Assisti, com Pedro Veriano, a maioria dos indicados ao Oscar deste ano. Marco Antonio Moreira, nos emprestando cópias em DVD dos filmes lançados e, também assistidos nos canais streaming facilitadores atuais desses lançamentos. Tecnologias e narrativas interessantes que nos faziam optar sobre este ou aquele vencedor na tal noite do Oscar.

A 95ª cerimônia de entrega dos Academy Words foi longa. Com a lista dos indicados na mão e a caneta ao lado, discutia com o Pedro e com o Marco Moreira (via WhatsApp), as premiações que iam sendo reveladas na abertura dos tradicionais envelopes sob a guarda de atores e atrizes, algumas caras novas nesse mundo do cinema. E nessa estratégia chegamos até a madrugada deste 13/03.

Em dezembro do ano passado assisti, no Amazon Prime Video, a “Tudo em todo lugar ao mesmo tempo” ( EUA, 2022, 2h19min) escrito e dirigido por Daniel Scheinert e Daniel Kwan. Houve uma sensação inicial de estranhamento pela narrativa em que milhares de partículas se interpenetravam, interagiam, outras ficando estáticas, ou se movimentando loucamente. Esse processo incomoda aos que estão acostumados com a “linguagem certinha” sobre um tema. Que tema? Perguntei a mim mesma. E revi o filme. Fui juntando algumas ideias sobre ele, sobre as personagens, sobre uma em particular. E fui gostando do que assistia.

Não li nenhuma análise crítica ao filme porque eu precisava das minhas próprias ideias para a demonstração pessoal sobre um assunto que o cinema estava dizendo – é difícil  de entender – e eu acreditava estar vivendo aquela realidade. Na ficção científica? Não era o caso. Emergiu a figura de Evelyn (Michelle Yeoh), uma mulher, que administrava uma lavanderia familiar. Nessa situação, outras tarefas se interpunham nas condições de vida dela, a administração da casa, onde os cuidados com todos se trançavam entre suas próprias despesas em confronto com as notas fiscais que teria que encontrar sobre os custos na empresa, o cotidiano da família e as diversas decisões que tinha que tomar em nome de sua vida afetiva, de seus preconceitos, do tempo para negociar suas dívidas com a auditora implacável da receita (Jamie Lee Curtis) em torno da papelada comercial que nem sempre estava conforme as demandas da fiscalização.

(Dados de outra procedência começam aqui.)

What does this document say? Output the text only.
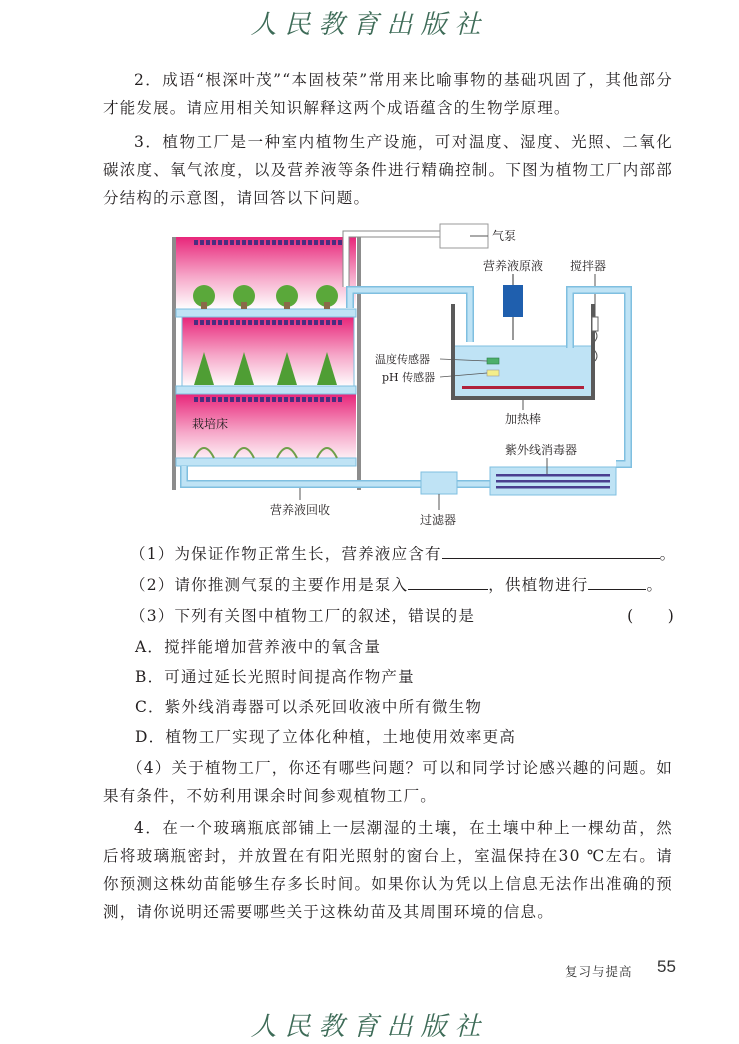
人民教育出版社
2．成语“根深叶茂”“本固枝荣”常用来比喻事物的基础巩固了，其他部分才能发展。请应用相关知识解释这两个成语蕴含的生物学原理。
3．植物工厂是一种室内植物生产设施，可对温度、湿度、光照、二氧化碳浓度、氧气浓度，以及营养液等条件进行精确控制。下图为植物工厂内部部分结构的示意图，请回答以下问题。
栽培床
气泵
温度传感器
pH 传感器
营养液原液 搅拌器
加热棒
过滤器
紫外线消毒器
营养液回收
（1）为保证作物正常生长，营养液应含有	。
（2）请你推测气泵的主要作用是泵入	，供植物进行	。
（3）下列有关图中植物工厂的叙述，错误的是	(　　)
A．搅拌能增加营养液中的氧含量
B．可通过延长光照时间提高作物产量
C．紫外线消毒器可以杀死回收液中所有微生物
D．植物工厂实现了立体化种植，土地使用效率更高
（4）关于植物工厂，你还有哪些问题？可以和同学讨论感兴趣的问题。如果有条件，不妨利用课余时间参观植物工厂。
4．在一个玻璃瓶底部铺上一层潮湿的土壤，在土壤中种上一棵幼苗，然后将玻璃瓶密封，并放置在有阳光照射的窗台上，室温保持在30 ℃左右。请你预测这株幼苗能够生存多长时间。如果你认为凭以上信息无法作出准确的预测，请你说明还需要哪些关于这株幼苗及其周围环境的信息。
复习与提高 55
人民教育出版社
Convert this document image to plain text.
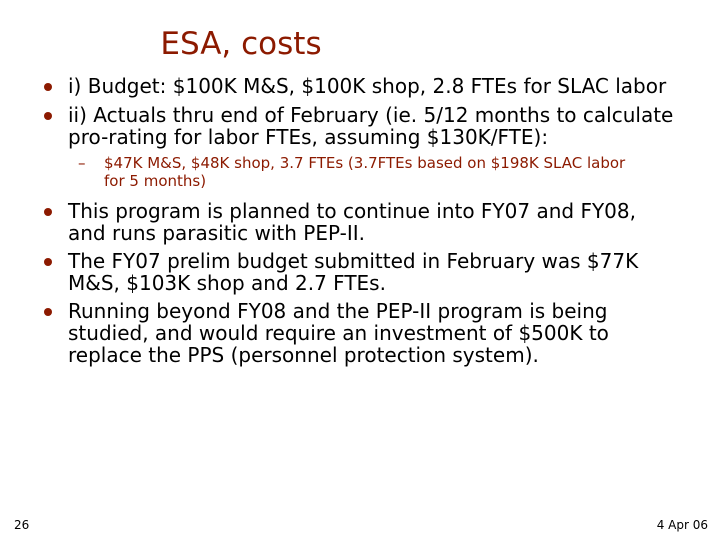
ESA, costs
i) Budget: $100K M&S, $100K shop, 2.8 FTEs for SLAC labor
ii) Actuals thru end of February (ie. 5/12 months to calculate
pro-rating for labor FTEs, assuming $130K/FTE):
– $47K M&S, $48K shop, 3.7 FTEs (3.7FTEs based on $198K SLAC labor
for 5 months)
This program is planned to continue into FY07 and FY08,
and runs parasitic with PEP-II.
The FY07 prelim budget submitted in February was $77K
M&S, $103K shop and 2.7 FTEs.
Running beyond FY08 and the PEP-II program is being
studied, and would require an investment of $500K to
replace the PPS (personnel protection system).
26	4 Apr 06
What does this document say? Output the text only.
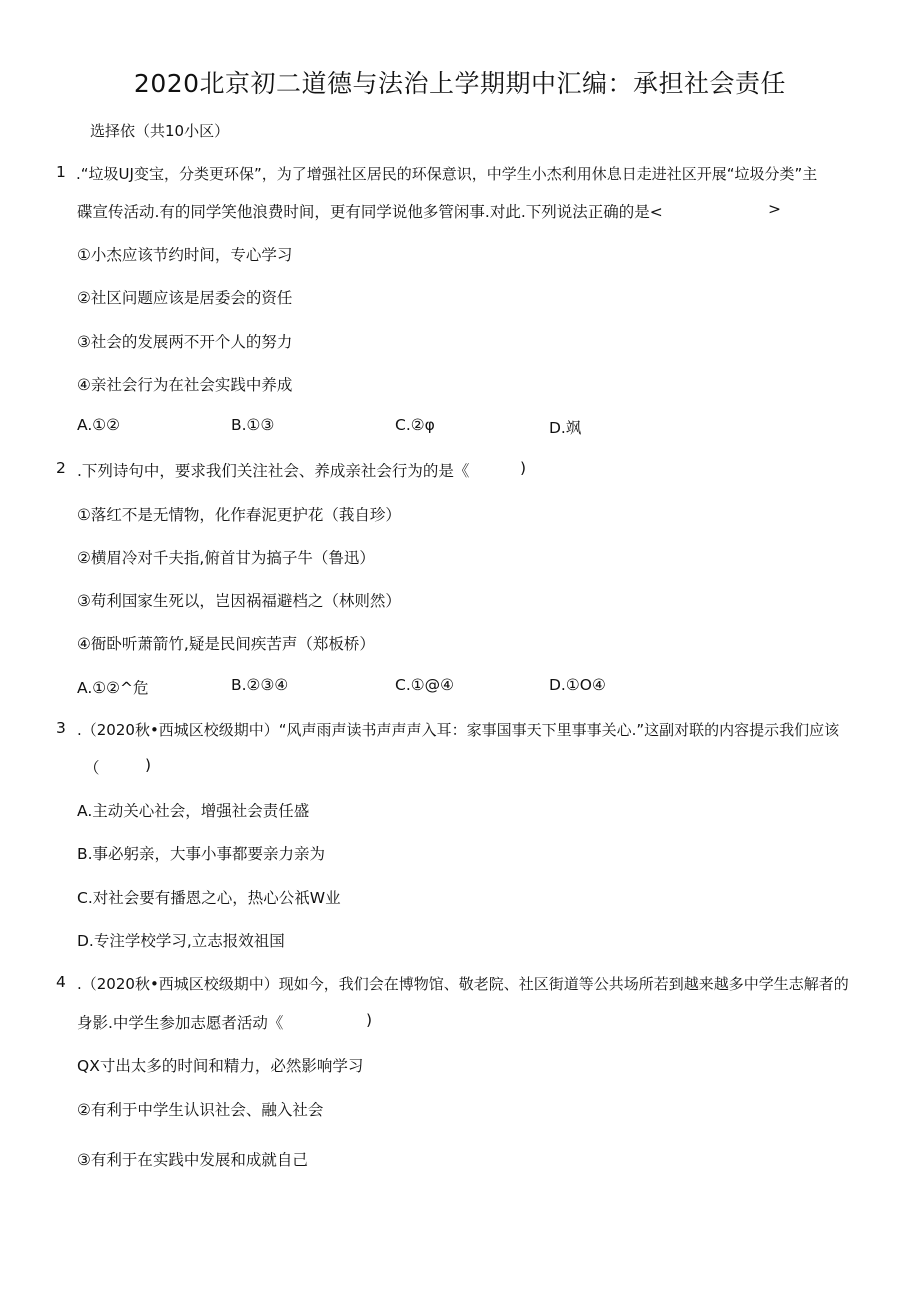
2020北京初二道德与法治上学期期中汇编：承担社会责任
选择依（共10小区）
1 .“垃圾UJ变宝，分类更环保”，为了增强社区居民的环保意识，中学生小杰利用休息日走进社区开展“垃圾分类”主
碟宣传活动.有的同学笑他浪费时间，更有同学说他多管闲事.对此.下列说法正确的是<	>
①小杰应该节约时间，专心学习
②社区问题应该是居委会的资任
③社会的发展两不开个人的努力
④亲社会行为在社会实践中养成
A.①②	B.①③	C.②φ	D.飒
2 .下列诗句中，要求我们关注社会、养成亲社会行为的是《	)
①落红不是无情物，化作春泥更护花（莪自珍）
②横眉冷对千夫指,俯首甘为搞子牛（鲁迅）
③苟利国家生死以，岂因祸福避档之（林则然）
④衙卧听萧箭竹,疑是民间疾苦声（郑板桥）
A.①②^危	B.②③④	C.①@④	D.①O④
3 .（2020秋•西城区校级期中）“风声雨声读书声声声入耳：家事国事天下里事事关心.”这副对联的内容提示我们应该
（	)
A.主动关心社会，增强社会责任盛
B.事必躬亲，大事小事都要亲力亲为
C.对社会要有播恩之心，热心公祇W业
D.专注学校学习,立志报效祖国
4 .（2020秋•西城区校级期中）现如今，我们会在博物馆、敬老院、社区街道等公共场所若到越来越多中学生志解者的
身影.中学生参加志愿者活动《	)
QX寸出太多的时间和精力，必然影响学习
②有利于中学生认识社会、融入社会
③有利于在实践中发展和成就自己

Esse multiverso que desdobrava a partir daquelas cenas se confundiam com um jogo como se constituíssem em universos paralelos que estavam em circulação no cotidiano de Evelyn. Ela priorizava tudo, defendia seu ponto de vista, mas recorria contraditoriamente em novas pegadas a caminho. O idoso, a quem alimentava e medicava, o marido que expunha algumas ideias , eram aceitas, mas ao mesmo tempo  se tornavam inúteis e  havia a recomposição da atitude. Revisão do preconceito homofóbico, do etarismo, do amor, de todas as circunstâncias que escravizam , que destroem a liberdade, que desmontam o afeto.

Então, vejam minha visão se integrava à de milhões de mulheres que vivem nesse multiverso. Não era um filme de ficção científica, mas a evidencia que estas condições em que o caos se ordena são vividas por nós, mulheres.

Estou eu aqui, apaixonada pelo filme. Porque trata de um multiverso feminino que espelha o fio das vivências das mulheres.

Vou re-re- ver o filme. Porque tudo em todo o lugar ao mesmo tempo, é a nossa prática cotidiana.